We caution investors not to unduly rely on any forward-looking statements. Any forward-looking statements speak only as of the date of this communication. NRE
is not under any duty to update any of these forward-looking statements after the date of this communication, nor to conform prior statements to actual results or revised expectations, and NRE does not intend to do so.
Additional Information and Where to Find It
In
connection with the merger, NRE has filed a definitive proxy statement on Schedule 14A on August 14, 2019, which NRE has commenced disseminating to NRE stockholders on or about August 14, 2019. BEFORE MAKING ANY VOTING DECISION,
NRE STOCKHOLDERS ARE URGED TO READ ALL RELEVANT DOCUMENTS FILED WITH THE SEC, INCLUDING THE DEFINITIVE PROXY STATEMENT AND ANY OTHER DOCUMENTS TO BE FILED WITH THE SEC IN CONNECTION WITH THE MERGER OR INCORPORATED BY REFERENCE IN THE PROXY
STATEMENT, BECAUSE THEY WILL CONTAIN IMPORTANT INFORMATION ABOUT THE MERGER.
Investors and security holders will be able to obtain, free of charge, a
copy of the definitive proxy statement and other relevant documents filed with the SEC from the SECs website at http://www.sec.gov. In addition, the proxy statement and our Annual Report on Form
10-K, Quarterly Reports on Form 10-Q, Current Reports on Form 8-K and amendments to those reports filed or furnished
pursuant to section 13(a) or 15(d) of the Exchange Act will be available free of charge through our website at https://www.nrecorp.com/ as soon as reasonably practicable after they are electronically filed with, or furnished to, the SEC.

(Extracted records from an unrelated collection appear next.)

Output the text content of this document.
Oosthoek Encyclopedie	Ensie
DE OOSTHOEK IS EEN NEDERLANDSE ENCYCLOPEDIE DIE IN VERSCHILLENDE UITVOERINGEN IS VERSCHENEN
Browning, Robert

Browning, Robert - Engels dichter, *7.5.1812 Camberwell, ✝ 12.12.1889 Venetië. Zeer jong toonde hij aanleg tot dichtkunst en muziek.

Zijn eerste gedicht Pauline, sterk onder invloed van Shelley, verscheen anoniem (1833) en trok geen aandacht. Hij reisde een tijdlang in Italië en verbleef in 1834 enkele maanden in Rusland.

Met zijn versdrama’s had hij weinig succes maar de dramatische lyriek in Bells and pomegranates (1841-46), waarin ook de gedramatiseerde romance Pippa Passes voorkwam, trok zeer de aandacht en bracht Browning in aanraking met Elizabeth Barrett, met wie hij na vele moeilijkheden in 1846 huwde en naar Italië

Participants in Solicitation
NRE and its directors and
executive officers, may be deemed to be participants in the solicitation of proxies from NRE stockholders in respect of the merger. Information about the directors and executive officers of NRE is set forth in the proxy statement for NREs 2019
Annual Meeting of Stockholders, which was filed with the SEC on July 11, 2019. Investors may obtain additional information regarding the interest of such participants by reading the proxy statement regarding the merger.